Commissioning of the National Program: Increasing recognition of application of primary health care approach to blindness control has resulted in development of a comprehensive blindness control program at the national level. The goal of this program was to reduce blindness to 0.3% by the year 2000 A.D.
Components of the National blindness control program
Initial assessment: First step is to find out the magnitude, geographic distribution and causes of blindness in the country. Objective is to set up the priorities and development of suitable interventions.
Methods of intervention
Primary eye care: Wide range of eye conditions can be treated at grass root level by locally trained health workers
Secondary eye care: Involves the management of diseases like cataract, glaucoma, trichiasis, entropion etc at the secondary level i.e. PHC and District hospitals.
Tertiary eye care: Delivered through medical colleges and super specialty hospitals they provide sophisticated eye care like retinal detachment surgery, corneal grafting and other sophisticated forms of eye care.
Trachoma control: National Trachoma Control Program which started in 1963 is now merged with National program for control of blindness in 1976.
School eye health services: Screening of school children for preventable ocular morbidities, e.g. refractive errors, vit. A deficiency, squint, trachoma etc.
Occupational eye services: Provisions are made to provide eye care to the workers on campus through the industrial medical officer and a occupational nurse. Minor injuries and ailments are treated on campus, for serious injuries referral is given.
Control of Nutritional blindness
Vitamin A prophylaxis: Under this program 200000 I.U. of vitamin A is given to the children in the age group 1-6 years at the interval of 6 months.
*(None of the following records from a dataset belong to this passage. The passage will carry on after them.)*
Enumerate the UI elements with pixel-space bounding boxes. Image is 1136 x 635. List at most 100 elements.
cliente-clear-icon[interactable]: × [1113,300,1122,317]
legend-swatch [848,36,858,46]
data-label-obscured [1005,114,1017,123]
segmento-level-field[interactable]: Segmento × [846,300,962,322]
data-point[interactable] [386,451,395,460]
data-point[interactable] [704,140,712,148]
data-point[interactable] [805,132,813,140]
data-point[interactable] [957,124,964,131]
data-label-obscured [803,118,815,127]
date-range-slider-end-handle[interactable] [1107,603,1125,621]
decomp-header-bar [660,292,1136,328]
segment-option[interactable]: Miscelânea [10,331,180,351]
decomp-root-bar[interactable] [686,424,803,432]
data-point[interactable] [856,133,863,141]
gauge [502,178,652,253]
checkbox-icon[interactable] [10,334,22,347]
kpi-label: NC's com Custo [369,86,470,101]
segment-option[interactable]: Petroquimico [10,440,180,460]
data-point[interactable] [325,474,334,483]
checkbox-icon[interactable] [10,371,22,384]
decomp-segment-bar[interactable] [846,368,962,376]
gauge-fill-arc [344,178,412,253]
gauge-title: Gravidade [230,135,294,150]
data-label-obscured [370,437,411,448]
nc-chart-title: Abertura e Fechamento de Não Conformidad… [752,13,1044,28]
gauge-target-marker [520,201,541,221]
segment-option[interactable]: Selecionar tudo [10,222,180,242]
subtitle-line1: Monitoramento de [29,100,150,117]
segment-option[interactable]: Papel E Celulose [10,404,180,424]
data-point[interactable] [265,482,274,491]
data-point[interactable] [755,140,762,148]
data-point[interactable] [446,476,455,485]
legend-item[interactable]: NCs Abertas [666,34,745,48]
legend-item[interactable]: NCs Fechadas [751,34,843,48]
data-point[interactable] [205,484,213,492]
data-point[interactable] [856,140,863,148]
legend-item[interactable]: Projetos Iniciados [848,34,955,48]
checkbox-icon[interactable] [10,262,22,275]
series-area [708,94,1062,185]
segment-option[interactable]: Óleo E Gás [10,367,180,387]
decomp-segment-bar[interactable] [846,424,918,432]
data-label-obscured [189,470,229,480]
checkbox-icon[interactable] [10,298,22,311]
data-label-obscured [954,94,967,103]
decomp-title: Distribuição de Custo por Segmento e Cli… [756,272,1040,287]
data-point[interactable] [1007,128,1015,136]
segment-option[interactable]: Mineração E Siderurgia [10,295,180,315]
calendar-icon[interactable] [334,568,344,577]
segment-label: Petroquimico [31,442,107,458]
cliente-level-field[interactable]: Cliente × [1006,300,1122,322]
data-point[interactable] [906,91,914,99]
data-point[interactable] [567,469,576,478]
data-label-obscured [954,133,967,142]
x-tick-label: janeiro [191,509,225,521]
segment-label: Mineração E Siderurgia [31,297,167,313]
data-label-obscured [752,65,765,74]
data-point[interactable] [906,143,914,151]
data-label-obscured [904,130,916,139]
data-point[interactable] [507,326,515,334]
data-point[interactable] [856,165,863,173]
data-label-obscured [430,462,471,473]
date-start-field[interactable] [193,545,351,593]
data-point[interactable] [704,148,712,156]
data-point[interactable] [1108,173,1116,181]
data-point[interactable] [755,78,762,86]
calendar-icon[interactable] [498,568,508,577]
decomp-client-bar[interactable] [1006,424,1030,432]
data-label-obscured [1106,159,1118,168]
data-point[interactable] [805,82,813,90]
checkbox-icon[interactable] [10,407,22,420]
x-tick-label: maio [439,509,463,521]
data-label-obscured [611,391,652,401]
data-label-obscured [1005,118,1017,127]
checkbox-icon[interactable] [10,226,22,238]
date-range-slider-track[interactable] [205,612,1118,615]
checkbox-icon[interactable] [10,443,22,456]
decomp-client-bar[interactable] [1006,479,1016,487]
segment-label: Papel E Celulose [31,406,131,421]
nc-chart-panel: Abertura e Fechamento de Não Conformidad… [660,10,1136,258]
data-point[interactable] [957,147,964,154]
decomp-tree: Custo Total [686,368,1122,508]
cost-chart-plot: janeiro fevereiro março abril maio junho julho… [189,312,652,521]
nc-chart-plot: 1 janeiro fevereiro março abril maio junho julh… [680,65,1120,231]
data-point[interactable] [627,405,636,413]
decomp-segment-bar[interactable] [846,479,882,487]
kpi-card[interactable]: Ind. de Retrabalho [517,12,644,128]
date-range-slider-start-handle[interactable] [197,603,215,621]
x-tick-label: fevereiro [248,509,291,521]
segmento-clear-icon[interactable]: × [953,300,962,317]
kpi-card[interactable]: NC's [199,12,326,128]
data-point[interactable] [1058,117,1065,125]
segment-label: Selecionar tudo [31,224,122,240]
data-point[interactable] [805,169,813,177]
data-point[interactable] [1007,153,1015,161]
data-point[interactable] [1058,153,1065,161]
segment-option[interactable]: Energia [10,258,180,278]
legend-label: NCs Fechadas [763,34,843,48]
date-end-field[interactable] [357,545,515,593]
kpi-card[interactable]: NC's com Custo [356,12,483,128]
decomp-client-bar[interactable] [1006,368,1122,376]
The children are kept under surveillance for five years to monitor the signs of Vitamin A deficiency i.e. Xeropthalmia.
Long term policy
Creating awareness in the population regarding the importance of consumption of foods rich in vitamin A, maintenance of good personal hygiene, control of poor environmental sanitation, supply of adequate and safe water. These are long term interventions to bring out the improvement in eye care.
Evaluation of the program
Like any other health program evaluation of the National blindness control program should be an integral part, to know the impact of the program. To know to which extent ophthalmic diseases and blindness is controlled, assess the manner and degree to which program activities are carried out and determine the changes that may have been produced.
Role of National and International Agencies
The National Association for the blind (NAB) is working in this field since 1952 it is providing welfare services to the blinds.
The Royal Society for the blind is active in the country since 1950.
International Agency for the prevention of blindness is a W.H.O. initiative for preventing blindness globally.
Danish International Development Agency (DANIDA) It is providing support to the National Blindness control Program in the form of training of personnel, direct technical co-operation and funding for the program. It is the initiative of DANIDA that doctors in this country are trained in community ophthalmology.
The right to sight is a global initiative started by W.H.O. on 18 th February 1999.
The objective of vision 2020 is to assist member countries in developing a sustainable system which will enable them to eliminate avoidable/preventable blindness by the year 2020.